Скоро публика разбрелась по домам, совершенно довольная, что приход парохода отчасти нарушил общее однообразие. Я прошел далеко в поле и возвращался назад, когда уже совершенно стемнело. По улицам не было уже более видно ни одного человека; кое-где лениво бродили коровы или лошади. Далеко стояли один от другого маленькие домики жителей, соединенные между собою длинными плетнями, заменяющими забор. Около плетней лежали свиньи. Пройдя длинную улицу, я вышел к берегу реки. На реке было тоже безмолвно и тихо, на пароходе не было видно ни души, кроме дежурного матроса; город спал, только за рекой в маньчжурской деревне изредка мелькали огоньки, да из губернаторского дома, в раскрытое окно, неслись звуки шубертовской серенады. Только что я прошел дом губернатора, как встретил едущего в одноколке казака, он окликнул меня. Я остановился и спросил, что ему нужно. Казак остановил свою тощую лошаденку и почти шепотом как-то таинственно спросил.

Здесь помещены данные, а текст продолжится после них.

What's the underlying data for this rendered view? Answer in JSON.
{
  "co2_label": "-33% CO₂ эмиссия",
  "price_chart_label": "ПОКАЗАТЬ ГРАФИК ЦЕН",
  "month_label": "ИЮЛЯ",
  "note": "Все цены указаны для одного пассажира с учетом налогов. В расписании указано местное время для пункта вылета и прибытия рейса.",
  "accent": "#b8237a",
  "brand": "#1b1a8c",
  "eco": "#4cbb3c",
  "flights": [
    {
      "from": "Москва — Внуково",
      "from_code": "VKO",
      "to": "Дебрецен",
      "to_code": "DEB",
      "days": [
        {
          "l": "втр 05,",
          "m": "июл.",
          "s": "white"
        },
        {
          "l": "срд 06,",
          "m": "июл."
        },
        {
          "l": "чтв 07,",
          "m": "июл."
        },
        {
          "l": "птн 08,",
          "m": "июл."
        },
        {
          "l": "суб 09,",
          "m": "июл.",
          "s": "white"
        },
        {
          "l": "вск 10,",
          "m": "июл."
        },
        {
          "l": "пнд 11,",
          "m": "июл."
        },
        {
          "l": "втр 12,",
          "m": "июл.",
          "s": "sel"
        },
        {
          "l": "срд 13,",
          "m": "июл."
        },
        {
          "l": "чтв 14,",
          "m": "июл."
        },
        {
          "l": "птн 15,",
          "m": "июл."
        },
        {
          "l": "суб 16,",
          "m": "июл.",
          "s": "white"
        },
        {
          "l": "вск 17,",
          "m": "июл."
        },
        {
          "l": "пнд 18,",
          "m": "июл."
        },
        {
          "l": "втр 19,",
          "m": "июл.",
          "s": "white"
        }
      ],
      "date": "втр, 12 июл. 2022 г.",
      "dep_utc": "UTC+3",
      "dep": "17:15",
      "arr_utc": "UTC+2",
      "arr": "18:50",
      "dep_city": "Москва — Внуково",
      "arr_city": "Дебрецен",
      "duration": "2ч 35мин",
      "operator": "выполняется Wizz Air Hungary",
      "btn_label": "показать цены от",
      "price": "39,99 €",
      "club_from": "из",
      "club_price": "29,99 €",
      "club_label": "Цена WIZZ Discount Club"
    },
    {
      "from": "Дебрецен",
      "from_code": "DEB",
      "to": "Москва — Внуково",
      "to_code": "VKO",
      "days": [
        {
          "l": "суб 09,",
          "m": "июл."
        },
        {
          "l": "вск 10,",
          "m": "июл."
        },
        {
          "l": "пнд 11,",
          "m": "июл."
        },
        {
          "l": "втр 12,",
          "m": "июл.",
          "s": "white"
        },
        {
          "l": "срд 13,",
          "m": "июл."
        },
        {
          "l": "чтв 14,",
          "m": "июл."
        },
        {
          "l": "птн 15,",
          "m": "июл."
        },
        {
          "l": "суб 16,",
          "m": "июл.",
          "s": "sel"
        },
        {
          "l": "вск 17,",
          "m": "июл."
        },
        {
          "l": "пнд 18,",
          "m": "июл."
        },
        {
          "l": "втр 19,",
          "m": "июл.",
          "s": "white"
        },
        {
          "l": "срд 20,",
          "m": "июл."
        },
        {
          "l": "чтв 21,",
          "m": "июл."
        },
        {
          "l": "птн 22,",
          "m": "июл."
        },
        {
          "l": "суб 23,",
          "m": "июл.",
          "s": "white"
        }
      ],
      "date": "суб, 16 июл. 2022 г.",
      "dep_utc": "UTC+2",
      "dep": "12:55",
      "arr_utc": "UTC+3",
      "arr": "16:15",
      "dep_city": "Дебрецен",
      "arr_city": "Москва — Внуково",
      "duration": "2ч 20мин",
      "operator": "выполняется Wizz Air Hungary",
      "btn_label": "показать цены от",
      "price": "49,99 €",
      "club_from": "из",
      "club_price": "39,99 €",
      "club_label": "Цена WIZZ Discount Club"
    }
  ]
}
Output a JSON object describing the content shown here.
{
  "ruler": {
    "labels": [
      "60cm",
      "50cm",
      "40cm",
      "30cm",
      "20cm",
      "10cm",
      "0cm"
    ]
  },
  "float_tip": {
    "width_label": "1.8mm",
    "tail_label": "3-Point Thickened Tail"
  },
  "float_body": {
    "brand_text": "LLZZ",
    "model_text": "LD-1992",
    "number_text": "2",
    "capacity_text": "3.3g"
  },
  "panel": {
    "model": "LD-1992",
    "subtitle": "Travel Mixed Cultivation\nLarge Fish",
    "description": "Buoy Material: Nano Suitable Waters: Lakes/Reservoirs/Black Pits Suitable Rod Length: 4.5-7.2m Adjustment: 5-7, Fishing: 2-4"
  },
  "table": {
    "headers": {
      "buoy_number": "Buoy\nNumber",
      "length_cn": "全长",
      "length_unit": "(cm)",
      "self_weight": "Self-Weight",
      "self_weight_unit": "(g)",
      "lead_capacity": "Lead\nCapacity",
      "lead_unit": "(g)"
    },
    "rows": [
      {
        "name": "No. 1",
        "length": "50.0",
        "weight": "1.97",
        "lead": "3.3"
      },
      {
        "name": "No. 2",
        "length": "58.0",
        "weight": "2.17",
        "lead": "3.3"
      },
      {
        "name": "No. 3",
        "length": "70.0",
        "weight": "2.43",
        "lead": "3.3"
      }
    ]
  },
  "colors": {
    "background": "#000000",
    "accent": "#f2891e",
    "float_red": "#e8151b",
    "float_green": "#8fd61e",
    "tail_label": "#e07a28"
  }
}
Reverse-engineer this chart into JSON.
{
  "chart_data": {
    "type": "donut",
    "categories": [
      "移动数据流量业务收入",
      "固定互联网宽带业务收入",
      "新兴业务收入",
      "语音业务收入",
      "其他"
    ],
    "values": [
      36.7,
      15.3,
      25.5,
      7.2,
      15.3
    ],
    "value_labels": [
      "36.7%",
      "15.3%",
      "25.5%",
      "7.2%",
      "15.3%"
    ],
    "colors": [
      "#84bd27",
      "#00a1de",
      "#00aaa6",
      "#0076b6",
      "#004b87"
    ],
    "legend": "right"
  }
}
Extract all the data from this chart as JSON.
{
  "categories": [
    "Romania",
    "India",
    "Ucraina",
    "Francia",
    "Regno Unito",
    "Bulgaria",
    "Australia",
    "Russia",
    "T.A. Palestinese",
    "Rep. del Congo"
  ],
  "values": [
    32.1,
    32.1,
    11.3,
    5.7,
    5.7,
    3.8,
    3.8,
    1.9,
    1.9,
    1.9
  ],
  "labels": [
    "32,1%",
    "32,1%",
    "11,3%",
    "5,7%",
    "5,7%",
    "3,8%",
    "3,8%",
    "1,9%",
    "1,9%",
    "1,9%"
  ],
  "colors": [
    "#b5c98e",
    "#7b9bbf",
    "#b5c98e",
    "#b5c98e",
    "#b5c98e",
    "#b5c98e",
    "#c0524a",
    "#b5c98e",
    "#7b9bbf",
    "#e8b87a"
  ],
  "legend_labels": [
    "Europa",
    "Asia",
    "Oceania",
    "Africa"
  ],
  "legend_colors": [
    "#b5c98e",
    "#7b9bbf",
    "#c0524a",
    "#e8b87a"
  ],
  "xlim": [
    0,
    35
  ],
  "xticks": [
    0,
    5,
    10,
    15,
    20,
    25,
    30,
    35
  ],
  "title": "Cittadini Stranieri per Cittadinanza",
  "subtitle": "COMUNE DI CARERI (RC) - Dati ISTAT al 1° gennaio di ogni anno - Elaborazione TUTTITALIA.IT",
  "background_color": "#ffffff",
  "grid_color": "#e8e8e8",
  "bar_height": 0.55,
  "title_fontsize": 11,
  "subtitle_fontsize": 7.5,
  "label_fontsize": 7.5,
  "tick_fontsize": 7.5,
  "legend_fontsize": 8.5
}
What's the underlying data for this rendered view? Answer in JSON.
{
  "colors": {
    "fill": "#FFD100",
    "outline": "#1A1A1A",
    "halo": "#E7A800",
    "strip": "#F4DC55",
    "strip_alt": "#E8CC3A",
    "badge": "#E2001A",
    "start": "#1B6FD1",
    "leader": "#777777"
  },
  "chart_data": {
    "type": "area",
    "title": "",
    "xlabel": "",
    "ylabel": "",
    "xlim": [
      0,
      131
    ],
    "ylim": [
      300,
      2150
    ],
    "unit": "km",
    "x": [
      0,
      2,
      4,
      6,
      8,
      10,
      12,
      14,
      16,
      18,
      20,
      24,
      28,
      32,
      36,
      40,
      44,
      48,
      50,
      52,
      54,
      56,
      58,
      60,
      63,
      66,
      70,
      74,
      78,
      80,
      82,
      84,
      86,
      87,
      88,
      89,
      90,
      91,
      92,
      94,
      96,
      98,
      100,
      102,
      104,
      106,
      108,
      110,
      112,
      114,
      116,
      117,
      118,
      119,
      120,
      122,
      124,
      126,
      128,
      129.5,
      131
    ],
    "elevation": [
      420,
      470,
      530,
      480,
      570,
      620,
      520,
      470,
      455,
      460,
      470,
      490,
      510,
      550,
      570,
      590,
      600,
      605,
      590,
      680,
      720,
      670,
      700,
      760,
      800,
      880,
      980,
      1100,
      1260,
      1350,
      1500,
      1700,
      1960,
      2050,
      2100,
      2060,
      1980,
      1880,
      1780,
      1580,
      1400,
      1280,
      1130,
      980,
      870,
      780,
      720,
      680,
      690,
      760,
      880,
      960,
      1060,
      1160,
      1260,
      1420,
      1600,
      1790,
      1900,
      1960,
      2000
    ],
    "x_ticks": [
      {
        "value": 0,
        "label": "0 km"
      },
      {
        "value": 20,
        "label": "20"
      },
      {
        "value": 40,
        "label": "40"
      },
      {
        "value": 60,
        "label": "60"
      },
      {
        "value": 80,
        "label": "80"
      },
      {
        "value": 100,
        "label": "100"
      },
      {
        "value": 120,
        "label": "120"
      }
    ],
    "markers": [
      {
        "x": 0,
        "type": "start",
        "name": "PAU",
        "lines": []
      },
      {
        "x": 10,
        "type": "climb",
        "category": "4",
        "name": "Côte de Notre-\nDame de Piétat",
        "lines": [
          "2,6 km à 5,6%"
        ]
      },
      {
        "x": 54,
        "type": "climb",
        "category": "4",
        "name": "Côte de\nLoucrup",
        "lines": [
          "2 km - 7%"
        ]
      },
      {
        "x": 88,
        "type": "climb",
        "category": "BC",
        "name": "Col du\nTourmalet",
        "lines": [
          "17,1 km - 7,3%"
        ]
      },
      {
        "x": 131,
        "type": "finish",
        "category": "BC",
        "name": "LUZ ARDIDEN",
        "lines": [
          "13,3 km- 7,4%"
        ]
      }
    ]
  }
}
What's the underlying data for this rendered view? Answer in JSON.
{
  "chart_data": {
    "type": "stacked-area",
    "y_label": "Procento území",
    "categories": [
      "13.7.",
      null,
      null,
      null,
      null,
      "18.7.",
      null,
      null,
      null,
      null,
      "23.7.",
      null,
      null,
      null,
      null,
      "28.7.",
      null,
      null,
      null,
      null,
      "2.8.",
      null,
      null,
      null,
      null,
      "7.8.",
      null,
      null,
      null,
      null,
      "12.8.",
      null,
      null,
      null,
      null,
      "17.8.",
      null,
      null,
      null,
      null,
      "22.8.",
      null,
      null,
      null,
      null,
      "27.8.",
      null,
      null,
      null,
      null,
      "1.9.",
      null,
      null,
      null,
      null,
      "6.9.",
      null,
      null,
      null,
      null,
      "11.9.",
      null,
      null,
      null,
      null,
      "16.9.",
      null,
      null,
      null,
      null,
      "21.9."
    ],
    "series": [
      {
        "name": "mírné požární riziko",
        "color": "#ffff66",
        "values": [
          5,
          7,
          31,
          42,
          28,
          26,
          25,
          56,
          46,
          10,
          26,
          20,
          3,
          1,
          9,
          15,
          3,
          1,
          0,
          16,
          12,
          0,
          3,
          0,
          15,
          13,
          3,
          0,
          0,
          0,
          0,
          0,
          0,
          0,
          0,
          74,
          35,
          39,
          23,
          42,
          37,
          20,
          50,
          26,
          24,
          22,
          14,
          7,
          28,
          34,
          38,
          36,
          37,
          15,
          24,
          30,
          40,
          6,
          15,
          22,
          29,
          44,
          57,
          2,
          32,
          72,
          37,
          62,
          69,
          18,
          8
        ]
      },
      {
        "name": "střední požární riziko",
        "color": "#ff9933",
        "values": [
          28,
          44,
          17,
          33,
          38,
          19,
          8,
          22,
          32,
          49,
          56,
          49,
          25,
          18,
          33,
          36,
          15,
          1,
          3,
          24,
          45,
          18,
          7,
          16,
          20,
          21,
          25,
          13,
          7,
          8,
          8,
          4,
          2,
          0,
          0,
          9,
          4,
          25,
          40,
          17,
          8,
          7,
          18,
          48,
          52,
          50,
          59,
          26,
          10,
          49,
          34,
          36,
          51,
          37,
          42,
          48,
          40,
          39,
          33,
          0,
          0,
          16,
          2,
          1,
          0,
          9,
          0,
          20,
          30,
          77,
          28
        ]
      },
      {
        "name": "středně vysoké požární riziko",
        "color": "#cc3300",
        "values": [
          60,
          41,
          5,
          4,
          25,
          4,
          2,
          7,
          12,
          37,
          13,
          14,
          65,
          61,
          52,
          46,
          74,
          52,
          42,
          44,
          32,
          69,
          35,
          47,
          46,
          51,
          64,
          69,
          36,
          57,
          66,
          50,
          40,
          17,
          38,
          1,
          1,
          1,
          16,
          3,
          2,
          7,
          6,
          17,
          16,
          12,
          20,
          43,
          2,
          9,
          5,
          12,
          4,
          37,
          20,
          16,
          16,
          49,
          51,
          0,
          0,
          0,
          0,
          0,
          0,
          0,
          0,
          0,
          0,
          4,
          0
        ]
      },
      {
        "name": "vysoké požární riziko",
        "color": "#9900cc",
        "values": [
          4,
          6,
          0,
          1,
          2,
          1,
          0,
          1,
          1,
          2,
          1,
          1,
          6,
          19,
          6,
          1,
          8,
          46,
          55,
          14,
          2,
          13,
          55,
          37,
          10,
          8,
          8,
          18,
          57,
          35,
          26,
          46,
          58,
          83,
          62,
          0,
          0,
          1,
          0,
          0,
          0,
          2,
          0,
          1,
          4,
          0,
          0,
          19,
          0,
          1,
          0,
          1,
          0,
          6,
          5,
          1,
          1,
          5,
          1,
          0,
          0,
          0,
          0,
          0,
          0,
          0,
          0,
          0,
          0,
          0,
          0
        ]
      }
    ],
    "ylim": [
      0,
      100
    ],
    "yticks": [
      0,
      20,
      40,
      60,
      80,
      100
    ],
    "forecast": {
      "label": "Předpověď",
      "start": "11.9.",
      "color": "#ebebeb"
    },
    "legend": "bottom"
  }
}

— Вы, ваше почтение, не купец ли?
— Да, купец, — отвечал я, — а что тебе?
— Так-с… мучицы вот вам не сподручно ли взять?
Я удивился этой ночной торговле и заглянул в одноколку, в ней действительно лежал маленький мешок муки. «Неужели украл?» — подумал я и пригласил казака ехать на мою квартиру.
— Отчего же ты ночью привез продавать? — спрашивал я. — Ведь не украл же ты ее: всего-то, я думаю, у тебя пуда полтора?
— Пошто, ваше почтение! Как можно, помилуйте!
— Отчего же ночью, скажи пожалуйста!
— Да так… так точно, что… как будто и неловко немного… да уж так…
— Так и нужно бы днем.
— Да что уж таиться, ваше почтение, — начал казак, махнув рукой, — дело-то все выходит в том, что мы здесь как то есть от казны получали провиант, примерно хлеб, так, значит, теперь в уплату нудят, а делишки-то все еще плоховаты; деньжонками-то бедно… Вот теперь бы этот самый мешок в склад казенный надо бы везти, хлебушко-то отдать, а я грешным делом свое-то добро крадучи продаю.
— Неладно, брат.
— Оно точно, ваше почтение, не совсем-то ладно, ничего тут как есть хорошего нету, да ведь достатки-то наши больно жидковаты, тоже вот примерно и по хозяйству все в неустройстве… Другие вон наши тоже забайкальцы, которые снялись со старых-то местов богатыми, им и здесь не хуже прежнего пожалуй, а бедняку везде едино: все нужда да нужда…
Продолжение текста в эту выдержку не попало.